Cubed has a lazy computation model. As array functions are invoked, a computation plan is built up, and it is only executed when explicitly triggered with a call to compute, or when implicitly triggered by converting an array to an in-memory (NumPy) or on-disk (Zarr) representation.

A Plan object is a directed acyclic graph (DAG), where the nodes are arrays and the edges express primitive operations. For example, one array may be rechunked to another using a rechunk operation. Or a pair of arrays may be added together using a blockwise operation.


The primitive operations, blockwise and rechunk both have memory requirements that are known ahead of time. Each operation runs a task to compute each chunk of the output. The memory needed for each task is a function of chunk size, dtype, and the nature of the operation, which can be computed while building the plan.

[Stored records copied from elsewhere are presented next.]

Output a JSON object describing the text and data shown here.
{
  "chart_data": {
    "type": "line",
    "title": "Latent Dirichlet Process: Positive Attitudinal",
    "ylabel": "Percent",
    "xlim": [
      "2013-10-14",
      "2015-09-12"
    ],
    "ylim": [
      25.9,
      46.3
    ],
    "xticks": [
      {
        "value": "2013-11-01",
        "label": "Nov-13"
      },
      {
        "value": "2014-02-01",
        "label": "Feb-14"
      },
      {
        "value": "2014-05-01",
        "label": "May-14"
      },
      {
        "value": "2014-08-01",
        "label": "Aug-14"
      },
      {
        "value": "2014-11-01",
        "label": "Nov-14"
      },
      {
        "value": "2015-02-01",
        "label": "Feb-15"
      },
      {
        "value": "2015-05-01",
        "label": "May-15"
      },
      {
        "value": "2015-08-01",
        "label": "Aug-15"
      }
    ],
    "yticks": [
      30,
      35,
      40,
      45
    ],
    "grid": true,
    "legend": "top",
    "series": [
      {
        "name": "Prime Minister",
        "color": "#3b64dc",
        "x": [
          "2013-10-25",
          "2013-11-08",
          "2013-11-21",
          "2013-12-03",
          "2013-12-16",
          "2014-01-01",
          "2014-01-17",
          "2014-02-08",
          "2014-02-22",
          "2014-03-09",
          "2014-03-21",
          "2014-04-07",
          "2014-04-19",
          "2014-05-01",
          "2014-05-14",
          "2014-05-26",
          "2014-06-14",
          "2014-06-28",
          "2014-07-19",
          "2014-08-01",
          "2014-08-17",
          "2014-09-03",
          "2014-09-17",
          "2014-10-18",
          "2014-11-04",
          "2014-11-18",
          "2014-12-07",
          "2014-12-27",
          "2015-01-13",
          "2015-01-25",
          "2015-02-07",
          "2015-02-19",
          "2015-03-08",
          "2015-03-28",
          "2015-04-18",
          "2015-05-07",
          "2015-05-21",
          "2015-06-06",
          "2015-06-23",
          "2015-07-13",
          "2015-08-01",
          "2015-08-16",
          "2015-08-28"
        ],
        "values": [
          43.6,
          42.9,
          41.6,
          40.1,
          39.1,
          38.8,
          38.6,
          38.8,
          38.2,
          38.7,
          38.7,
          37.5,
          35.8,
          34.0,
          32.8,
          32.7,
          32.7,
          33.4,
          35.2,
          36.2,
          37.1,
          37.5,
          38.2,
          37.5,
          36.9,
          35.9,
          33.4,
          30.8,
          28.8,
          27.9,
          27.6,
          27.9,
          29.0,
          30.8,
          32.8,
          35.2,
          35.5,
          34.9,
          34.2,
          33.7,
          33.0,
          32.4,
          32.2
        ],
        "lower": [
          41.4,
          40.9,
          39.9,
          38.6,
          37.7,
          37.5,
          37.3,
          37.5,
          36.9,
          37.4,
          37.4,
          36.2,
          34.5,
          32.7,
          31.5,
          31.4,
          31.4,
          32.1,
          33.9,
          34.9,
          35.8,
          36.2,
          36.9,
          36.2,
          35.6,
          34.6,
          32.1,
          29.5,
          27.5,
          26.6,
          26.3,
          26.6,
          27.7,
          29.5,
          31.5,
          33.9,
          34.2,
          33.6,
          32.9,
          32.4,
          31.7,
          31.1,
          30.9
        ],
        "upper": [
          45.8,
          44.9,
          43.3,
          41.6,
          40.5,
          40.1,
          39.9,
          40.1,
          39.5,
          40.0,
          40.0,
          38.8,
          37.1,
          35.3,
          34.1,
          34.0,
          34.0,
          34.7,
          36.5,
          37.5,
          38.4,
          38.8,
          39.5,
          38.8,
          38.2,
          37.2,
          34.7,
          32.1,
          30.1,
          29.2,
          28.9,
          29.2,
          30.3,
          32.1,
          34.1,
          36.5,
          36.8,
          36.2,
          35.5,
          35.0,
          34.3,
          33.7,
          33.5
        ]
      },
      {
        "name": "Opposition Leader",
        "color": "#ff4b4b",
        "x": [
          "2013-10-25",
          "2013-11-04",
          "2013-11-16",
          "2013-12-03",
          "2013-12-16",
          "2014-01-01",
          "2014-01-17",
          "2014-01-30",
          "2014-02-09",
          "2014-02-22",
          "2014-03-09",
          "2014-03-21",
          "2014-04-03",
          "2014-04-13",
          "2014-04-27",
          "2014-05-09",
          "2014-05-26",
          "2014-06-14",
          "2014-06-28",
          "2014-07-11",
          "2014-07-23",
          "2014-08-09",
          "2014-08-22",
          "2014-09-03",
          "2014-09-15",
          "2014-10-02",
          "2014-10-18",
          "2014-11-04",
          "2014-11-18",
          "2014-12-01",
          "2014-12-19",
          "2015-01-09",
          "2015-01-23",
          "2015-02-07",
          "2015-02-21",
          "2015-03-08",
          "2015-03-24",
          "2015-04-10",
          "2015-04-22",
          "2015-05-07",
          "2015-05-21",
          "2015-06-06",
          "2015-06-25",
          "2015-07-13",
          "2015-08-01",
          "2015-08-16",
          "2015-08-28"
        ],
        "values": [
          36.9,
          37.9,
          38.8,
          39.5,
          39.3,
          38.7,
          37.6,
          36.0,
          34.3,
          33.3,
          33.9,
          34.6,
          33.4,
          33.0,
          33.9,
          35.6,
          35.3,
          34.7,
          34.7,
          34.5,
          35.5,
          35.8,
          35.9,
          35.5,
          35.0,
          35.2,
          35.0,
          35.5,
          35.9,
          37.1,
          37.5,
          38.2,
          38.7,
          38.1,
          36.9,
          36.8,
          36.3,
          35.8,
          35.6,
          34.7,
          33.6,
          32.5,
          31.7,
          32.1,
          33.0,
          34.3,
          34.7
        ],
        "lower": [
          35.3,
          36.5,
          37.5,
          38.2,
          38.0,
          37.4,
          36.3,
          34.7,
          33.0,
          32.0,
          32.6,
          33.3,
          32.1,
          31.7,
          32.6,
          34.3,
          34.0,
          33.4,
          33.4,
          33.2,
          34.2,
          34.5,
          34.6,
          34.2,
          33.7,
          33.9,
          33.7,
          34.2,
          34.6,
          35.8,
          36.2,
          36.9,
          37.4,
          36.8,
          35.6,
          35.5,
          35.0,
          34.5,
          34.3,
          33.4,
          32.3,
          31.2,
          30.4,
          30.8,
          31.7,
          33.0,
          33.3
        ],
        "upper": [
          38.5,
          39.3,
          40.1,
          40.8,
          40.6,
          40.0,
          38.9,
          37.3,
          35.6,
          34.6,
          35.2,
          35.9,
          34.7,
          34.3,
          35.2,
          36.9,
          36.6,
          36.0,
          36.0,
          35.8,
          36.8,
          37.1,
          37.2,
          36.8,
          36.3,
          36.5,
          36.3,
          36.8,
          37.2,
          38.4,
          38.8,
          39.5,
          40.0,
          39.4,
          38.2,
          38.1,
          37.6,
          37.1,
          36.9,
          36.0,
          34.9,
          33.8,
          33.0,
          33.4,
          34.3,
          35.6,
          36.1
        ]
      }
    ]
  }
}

See Memory for discussion of memory settings.


A plan is executed by traversing the DAG and materializing arrays by writing them to Zarr storage. Details of how a plan is executed depends on the runtime. Distributed runtimes, for example, may choose to materialize arrays that don’t depend on one another in parallel for efficiency.

This processing model has advantages and disadvantages. One advantage is that since there is no shuffle involved, it is a straightforward model that can scale up with very high-levels of parallelism - for example in a serverless environment. This also makes it straightforward to make it run on multiple execution engines.

The main disadvantage of this model is that every intermediate array is written to storage, which can be slow. However, there are opportunities to optimize the DAG before running it (such as map fusion).